In Memory Conversion from PDF to DOC using Memorystream Showing Out of Memory Exception



Hi I am converting an PDF file of 1.78 MB without saving it on disk. I am converting it using Memory stream. I am using Aspose PDF version 11.6.0.0.

I am facing Out of Memory exception even after using optimization options.

Please find the attached PDF file and Error Screen Shot with this email/Message

and below is my code.

On the Red Line I am getting the OutOfmemory exception.

MemoryStream inStream = new MemoryStream(grwbkItmdetails.ELEMENT_IMAGE---(PDF file in form of Byte Array));
Aspose.Pdf.Document pdfDocument = new Aspose.Pdf.Document(inStream);
MemoryStream WordDocStream = new MemoryStream();
Aspose.Pdf.DocSaveOptions saveOptions = new Aspose.Pdf.DocSaveOptions();
saveOptions.AddReturnToLineEnd = true;
saveOptions.Mode = Aspose.Pdf.DocSaveOptions.RecognitionMode.Flow;
saveOptions.RelativeHorizontalProximity = 2.5f;
saveOptions.RecognizeBullets = true;
saveOptions.Format = Aspose.Pdf.DocSaveOptions.DocFormat.DocX;

pdfDocument.Optimize();
pdfDocument.OptimizeResources(new Aspose.Pdf.Document.OptimizationOptions()
{
AllowReusePageContent = true,
LinkDuplcateStreams = true,
RemoveUnusedObjects = true,
RemoveUnusedStreams = true,
CompressImages = true,
UnembedFonts=true,
ImageQuality = 20
});

pdfDocument.Save(WordDocStream, saveOptions);

Hi Sandeep,


Thanks for your interest in Aspose. I have tested the scenario with your shared code and document using Aspose.Pdf for .NET 11.6.0 on Win 7 64 bit 8GB RAM without any issue. We will appreciate it if you please share a sample console application along with your environment details. We will further investigate the issue and will provide you information accordingly.

We are sorry for the inconvenience caused.

Best Regards,

Hi,


Please find attached console application and 2 PDF files . What I am trying to do is Convert the PDFs to their respective HTML and Insert in one output as Word Document.

But When I am Creating it all the formatting lost in output word file. although however when I am converting PDFs to HTMLs it is working fine.

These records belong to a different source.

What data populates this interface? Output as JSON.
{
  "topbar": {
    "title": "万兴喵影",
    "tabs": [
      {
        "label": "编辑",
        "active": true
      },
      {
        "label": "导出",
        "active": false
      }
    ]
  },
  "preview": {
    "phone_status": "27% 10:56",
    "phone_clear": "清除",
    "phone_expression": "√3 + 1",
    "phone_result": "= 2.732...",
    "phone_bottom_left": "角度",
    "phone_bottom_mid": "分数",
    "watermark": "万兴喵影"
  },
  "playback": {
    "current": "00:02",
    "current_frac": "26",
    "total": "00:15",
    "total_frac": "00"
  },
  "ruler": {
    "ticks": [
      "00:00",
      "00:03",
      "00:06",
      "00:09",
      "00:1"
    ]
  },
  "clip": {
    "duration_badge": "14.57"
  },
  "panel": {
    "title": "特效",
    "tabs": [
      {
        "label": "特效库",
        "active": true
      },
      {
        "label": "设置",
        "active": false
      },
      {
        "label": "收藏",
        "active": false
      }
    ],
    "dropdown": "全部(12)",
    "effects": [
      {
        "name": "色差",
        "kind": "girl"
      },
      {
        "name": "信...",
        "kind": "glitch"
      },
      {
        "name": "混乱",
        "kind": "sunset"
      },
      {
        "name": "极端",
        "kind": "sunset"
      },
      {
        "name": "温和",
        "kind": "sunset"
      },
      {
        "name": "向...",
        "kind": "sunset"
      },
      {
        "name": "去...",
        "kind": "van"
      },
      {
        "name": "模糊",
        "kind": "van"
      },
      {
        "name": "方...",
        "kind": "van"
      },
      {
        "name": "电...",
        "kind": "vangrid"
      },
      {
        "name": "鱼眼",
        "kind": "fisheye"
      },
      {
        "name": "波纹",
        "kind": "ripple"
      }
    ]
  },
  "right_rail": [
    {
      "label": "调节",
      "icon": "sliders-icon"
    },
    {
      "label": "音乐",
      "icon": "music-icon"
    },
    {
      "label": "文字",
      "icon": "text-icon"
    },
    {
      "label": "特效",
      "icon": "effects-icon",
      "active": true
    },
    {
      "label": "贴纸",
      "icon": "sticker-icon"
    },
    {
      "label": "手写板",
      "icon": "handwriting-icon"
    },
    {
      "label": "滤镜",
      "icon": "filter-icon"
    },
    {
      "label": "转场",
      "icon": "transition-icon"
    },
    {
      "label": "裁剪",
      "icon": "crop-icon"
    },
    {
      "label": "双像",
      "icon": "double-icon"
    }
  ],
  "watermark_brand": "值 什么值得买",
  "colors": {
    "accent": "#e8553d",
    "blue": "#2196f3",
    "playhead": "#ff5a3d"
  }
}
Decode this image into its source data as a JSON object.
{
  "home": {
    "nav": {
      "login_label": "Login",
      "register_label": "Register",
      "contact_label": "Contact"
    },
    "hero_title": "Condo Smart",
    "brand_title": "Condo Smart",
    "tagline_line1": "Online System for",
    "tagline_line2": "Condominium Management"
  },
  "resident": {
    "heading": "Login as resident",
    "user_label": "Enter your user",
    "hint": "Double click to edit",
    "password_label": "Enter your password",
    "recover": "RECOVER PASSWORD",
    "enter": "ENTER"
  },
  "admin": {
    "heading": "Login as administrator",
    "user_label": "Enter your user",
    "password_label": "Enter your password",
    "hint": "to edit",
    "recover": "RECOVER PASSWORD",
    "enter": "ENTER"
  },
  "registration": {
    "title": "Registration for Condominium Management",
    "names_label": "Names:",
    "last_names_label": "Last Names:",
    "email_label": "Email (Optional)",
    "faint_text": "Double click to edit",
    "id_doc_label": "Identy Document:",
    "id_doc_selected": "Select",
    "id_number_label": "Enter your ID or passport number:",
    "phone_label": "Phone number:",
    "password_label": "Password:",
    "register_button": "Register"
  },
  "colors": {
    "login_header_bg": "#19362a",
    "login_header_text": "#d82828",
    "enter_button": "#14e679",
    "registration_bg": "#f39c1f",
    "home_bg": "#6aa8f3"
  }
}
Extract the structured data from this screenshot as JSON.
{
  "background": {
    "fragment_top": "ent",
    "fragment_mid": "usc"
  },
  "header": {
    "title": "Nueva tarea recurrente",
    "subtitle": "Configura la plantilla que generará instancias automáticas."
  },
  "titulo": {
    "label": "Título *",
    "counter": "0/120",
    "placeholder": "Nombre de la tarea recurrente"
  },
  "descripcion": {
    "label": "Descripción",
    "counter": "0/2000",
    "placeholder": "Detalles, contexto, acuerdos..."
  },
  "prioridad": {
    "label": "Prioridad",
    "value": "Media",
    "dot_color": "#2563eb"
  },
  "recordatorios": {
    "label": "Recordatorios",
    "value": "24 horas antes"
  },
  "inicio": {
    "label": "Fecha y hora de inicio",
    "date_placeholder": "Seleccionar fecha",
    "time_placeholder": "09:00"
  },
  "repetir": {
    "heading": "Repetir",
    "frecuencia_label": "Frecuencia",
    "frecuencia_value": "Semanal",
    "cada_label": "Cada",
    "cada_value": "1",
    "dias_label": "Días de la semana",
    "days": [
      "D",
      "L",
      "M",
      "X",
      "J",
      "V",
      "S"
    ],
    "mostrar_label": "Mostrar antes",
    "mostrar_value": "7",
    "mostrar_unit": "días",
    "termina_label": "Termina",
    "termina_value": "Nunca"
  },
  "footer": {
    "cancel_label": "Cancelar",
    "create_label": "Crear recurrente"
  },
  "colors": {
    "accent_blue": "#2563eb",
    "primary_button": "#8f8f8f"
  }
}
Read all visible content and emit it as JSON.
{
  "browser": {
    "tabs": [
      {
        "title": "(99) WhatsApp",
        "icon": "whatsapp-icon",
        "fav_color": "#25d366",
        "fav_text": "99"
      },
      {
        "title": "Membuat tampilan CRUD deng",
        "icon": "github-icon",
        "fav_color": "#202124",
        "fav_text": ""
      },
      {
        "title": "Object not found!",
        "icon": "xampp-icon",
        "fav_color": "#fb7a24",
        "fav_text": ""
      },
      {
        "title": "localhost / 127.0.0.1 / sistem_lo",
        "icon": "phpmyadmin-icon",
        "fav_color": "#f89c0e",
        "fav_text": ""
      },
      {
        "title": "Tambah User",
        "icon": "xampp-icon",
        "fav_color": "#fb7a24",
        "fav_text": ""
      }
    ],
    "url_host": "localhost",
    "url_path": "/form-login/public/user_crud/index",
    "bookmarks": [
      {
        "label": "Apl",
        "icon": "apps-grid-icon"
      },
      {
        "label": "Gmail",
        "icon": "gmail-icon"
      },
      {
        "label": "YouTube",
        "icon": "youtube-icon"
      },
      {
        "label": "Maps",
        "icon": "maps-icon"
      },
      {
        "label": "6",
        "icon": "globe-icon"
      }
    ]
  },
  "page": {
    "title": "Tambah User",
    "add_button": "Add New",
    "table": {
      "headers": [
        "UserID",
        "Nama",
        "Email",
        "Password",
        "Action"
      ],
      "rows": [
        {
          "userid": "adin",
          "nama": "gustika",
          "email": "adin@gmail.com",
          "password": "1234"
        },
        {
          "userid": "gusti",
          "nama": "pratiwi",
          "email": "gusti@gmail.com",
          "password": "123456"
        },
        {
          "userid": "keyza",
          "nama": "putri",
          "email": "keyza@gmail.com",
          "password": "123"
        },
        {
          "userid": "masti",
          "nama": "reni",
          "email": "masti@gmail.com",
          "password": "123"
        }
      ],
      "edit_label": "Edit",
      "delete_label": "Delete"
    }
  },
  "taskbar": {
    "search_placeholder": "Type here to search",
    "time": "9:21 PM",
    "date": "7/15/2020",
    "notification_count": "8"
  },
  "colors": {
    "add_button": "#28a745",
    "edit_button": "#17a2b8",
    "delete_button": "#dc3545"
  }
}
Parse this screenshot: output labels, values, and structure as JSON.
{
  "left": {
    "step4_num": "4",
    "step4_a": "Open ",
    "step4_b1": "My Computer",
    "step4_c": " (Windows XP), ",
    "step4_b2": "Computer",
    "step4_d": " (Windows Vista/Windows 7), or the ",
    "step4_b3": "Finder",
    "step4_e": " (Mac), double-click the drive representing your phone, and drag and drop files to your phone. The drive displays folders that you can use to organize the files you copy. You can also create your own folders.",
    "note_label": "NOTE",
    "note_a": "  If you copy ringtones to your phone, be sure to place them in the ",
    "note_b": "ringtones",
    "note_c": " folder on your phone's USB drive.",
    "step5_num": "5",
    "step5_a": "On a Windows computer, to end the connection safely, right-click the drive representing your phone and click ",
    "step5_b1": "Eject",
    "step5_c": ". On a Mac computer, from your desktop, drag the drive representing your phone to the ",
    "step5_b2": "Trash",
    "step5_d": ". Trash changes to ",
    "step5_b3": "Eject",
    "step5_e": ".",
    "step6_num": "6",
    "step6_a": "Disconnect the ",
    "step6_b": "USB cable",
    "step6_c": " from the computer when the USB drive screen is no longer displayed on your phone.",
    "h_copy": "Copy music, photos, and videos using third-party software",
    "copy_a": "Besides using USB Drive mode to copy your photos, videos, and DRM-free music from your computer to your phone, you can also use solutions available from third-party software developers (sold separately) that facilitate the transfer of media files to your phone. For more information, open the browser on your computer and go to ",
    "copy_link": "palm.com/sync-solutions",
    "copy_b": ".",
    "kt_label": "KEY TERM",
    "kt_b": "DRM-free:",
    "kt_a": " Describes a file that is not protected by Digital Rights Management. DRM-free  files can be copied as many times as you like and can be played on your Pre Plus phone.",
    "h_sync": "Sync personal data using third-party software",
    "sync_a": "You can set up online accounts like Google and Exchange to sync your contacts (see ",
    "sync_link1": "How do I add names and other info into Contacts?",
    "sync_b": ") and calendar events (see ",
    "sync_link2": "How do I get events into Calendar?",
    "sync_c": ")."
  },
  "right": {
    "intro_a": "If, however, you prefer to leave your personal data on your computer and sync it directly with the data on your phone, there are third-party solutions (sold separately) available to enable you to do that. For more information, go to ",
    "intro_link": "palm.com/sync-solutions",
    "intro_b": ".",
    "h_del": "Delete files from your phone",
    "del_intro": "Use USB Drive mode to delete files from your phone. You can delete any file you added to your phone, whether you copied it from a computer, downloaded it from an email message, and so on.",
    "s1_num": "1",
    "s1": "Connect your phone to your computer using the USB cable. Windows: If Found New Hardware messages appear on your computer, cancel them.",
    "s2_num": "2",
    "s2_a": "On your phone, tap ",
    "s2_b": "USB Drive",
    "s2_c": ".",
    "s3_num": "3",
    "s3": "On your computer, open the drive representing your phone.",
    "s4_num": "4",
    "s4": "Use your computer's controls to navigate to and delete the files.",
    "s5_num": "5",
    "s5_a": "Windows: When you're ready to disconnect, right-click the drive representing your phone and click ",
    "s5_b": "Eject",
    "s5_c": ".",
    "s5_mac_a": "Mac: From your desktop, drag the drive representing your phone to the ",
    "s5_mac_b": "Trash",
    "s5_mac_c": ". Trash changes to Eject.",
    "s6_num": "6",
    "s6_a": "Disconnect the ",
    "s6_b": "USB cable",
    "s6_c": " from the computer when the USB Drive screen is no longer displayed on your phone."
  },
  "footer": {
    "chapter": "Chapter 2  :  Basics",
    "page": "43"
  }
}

Please help me in the code to do :

1.)

PDF->HTML
-------> DOCX file(merged HTMLS)
PDF->HTML

2.) Using Only Streams no disk location would be given.

Please help me in the code.

Can Any one please help me what is “RequestURL” string in the following code? I have found this code on Internet for converting PDF-HTML-Word using only streams…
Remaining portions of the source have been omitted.